The Accord does not claim it can unilaterally monitor the world's tax havens — no government can. What it builds instead is a lattice from which concealment cannot escape over a lifetime: automatic information exchange (FATCA / CRS / CARF), recurring leak-driven discovery (empirically about once every three years), whistleblower awards at 15–30% of recovery, the advisor-disclosure regime above, and heir liability with no statute of limitations — concealment must survive the holder's death plus two heir generations, indefinitely.

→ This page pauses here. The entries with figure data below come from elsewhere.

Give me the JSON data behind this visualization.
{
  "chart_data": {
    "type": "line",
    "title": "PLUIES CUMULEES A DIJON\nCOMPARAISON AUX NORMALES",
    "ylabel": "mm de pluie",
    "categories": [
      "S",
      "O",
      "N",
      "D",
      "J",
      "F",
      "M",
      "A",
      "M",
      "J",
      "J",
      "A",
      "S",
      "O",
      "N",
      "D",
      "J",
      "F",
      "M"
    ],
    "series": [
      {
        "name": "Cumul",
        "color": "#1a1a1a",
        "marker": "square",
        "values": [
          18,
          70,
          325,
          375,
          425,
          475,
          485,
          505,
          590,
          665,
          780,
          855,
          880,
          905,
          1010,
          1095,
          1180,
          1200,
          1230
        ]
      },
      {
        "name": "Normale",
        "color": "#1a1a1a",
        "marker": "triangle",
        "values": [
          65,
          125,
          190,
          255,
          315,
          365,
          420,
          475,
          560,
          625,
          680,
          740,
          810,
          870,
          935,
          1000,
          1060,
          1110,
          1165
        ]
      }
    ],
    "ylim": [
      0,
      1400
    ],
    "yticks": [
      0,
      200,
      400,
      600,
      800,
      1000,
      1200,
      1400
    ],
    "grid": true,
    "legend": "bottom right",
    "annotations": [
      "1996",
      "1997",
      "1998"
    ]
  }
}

The arithmetic makes the choice for the holder. At roughly a 3%-per-year discovery hazard, cumulative discovery over 30 years is about 60%, and the expected cost of concealment is a large multiple of the Year-1 0.8% voluntary-disclosure rate. Coming forward is not a concession — it is the dominant strategy.

Next — real-world cases
See the routes named here used in practice — and closed →
Buffett, Bezos, Musk, Bloomberg, Trump, Zuckerberg, Soros, Icahn, Gates. Each mechanism mapped to its Accord closure.
Fine print — refinements
  1. Gifted assets carry the giver's capital-gains ledger position — no multiplying the favored-rate allowance by passing assets through relatives.
  2. Insurance cash value and death benefit are enumerated prepayment-NAV categories. Private placement life insurance is ineffective; the NAV base is indifferent to the wrapper.
  3. Minimum-term and minimum-remainder rules govern retained-interest transfers (GRAT-pattern freezes), with the residual falling back to gift–death equivalence.
  4. A use-tax applies at import on high-value goods bought abroad, with customs declaration required above a threshold.
  5. Platform information reporting covers barter and digital-asset compensation channels.
  6. Realization timing around governor steps is self-limiting at 0.25 percentage points — no rule needed (noted for completeness).
  7. Sales-factor apportionment renders corporate inversion moot — a closed door, stated plainly in the enforcement record.